I sat down across from him and tapped my fingers on my copy of Divergent. What would Tris do in this situation?

She wouldn’t have texted pictures of it to Four for one thing. She would’ve gone outside, picked up Templeton by this tail, wound her arm around a few times, and flung him over the garage.

“Can we just hire someone?” I asked Jesse. If there is one way to make Jesse angry, it’s to suggest that we could hire someone to get a job done. Jesse is a mix between Luke Danes and Ross Geller. You don’t tell guys like that they don’t have what it takes to get rid of a rat.

So he’s standing in the living room and raindrops are dripping off his blue jacket and his glasses start to unfog so I can see his bright blue eyes and thick black eyelashes and he says it again: “WE GOT THE RAT!”

I love that he includes me in this victory. “We” got the rat. As though I had anything to do with it except worry and nag. But that’s the sort of guy Jesse is.

I laugh and we run into the kitchen to the window. We are like two kids, running for the door to get out of school before we are caught ditching class.

“There it is! There it is!” he taps on the window and I press my forehead to the window to look into the still black morning. Sure enough, Templeton’s belly up in our backyard, and the trap is about two feet from him. FYI, rat traps are about 10 times the size of mouse traps. Also, our rat, Templeton, knew how to get at the food without setting off the hinge that would end him. If Templeton knew how to do that, then he totally knew about my lousy housekeeping.

“What do we do now?” I ask while Jesse and I are still looking outside.

“I’m gonna put it in the trash.” He walks over to the white garbage can in our kitchen, picks it up, and brings it to our back door.

I open my mouth to scold him; to tell Jesse that under no circumstances is he allowed to dump a rat into our kitchen garbage then BRING IT BACK INSIDE, but I stop and remember sweet Aaron and Jess. The two of them, they had problems. I’m talking about questioning their parents’ decisions, wondering where they’ll live, and if there is a God. But they held hands and explored the city together and I’m not sure the two ever figured out the mystery of who they are or what they believe, but they kept each other company and they made each other blush and smile.

So I say nothing.

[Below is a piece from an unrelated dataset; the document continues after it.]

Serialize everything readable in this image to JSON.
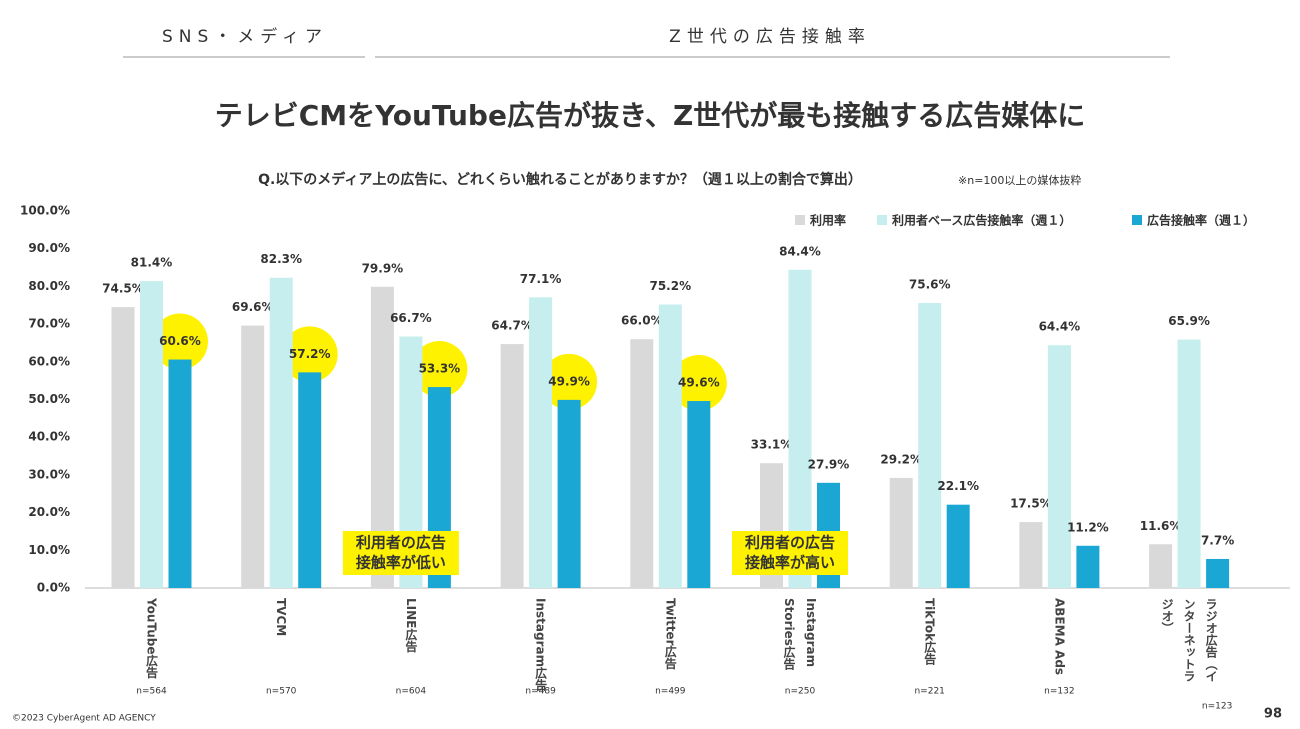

I stand there watching my husband of seventeen years, a person I’ve known since I was nineteen, lift the garbage bag out of the can, slip on work gloves, and walk outside.

I stand at the window and watch as Jesse picks Templeton up by his tail and lift him up so he’s dangling above the garbage bag.  Jesse looks at me, and smiles. I can see he’s laughing, too. I remember the first time I made him laugh like that. We were walking down Superior towards Gino’s East in Chicago for pizza. He’d come to visit me for the weekend, and I hoped to impress him enough to be my boyfriend. A few months later he would propose in the city, and I would say yes and he laughed again. Jesse’s laugh is contagious and mischievous and his eyes sparkle so that even if you don’t know what the joke is, you laugh anyway.

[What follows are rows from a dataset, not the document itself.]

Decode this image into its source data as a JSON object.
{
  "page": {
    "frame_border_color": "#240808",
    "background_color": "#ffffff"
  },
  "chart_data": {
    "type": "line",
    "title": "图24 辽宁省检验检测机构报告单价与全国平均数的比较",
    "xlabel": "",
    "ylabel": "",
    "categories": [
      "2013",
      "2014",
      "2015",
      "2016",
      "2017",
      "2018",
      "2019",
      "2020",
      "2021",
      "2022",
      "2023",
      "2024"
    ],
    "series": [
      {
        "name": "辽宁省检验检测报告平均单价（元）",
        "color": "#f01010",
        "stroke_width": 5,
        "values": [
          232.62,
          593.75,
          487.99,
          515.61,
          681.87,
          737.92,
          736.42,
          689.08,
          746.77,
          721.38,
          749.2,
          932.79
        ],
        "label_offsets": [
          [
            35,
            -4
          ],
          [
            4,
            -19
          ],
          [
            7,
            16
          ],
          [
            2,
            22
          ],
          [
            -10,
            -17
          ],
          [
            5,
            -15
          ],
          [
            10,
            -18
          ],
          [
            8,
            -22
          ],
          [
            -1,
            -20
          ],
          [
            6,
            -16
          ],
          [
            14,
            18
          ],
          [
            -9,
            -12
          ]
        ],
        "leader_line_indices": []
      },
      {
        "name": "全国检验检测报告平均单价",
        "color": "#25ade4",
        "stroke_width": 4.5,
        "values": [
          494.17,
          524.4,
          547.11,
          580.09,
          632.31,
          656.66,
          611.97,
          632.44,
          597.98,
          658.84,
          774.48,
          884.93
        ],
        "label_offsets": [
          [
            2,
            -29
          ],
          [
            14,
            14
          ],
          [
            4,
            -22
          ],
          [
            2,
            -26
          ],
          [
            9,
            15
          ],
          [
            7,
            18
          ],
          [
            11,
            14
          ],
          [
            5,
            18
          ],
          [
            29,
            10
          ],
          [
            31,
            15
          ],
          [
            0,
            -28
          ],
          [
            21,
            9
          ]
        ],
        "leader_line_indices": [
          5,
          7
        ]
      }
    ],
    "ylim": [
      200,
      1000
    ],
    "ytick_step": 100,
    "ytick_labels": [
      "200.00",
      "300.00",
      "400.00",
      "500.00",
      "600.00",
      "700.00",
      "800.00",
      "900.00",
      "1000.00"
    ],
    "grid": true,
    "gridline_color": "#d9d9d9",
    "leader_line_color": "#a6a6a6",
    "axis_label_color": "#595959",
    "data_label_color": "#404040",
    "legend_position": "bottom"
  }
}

He dumps the rat in the bag, brings it over to the garbage next to our garage, and slam dunks it in. He rips off his gloves and dumps those in, too. I watch crows land on the roof of our garage and notice the sky has begun to waken as hints of blue seep through the black.

“See you tonight!” Jesse yells from the garage door. I wave, and blow him a kiss. He closes the garage door and the crows jump at the sound.

I rinse my coffee cup and put it in the dishwasher. I walk into the living room and see the wet marks from Jesse’s feet from when he came in to tell me about the rat. I see the dents in the left side of the couch where I was sitting. Bliss’ book is open and resting on the arm, so I walk over to close it until tomorrow when I’ll read more about Jess and Aaron.

It’s a good story, and tonight, I’ll play Miles Davis.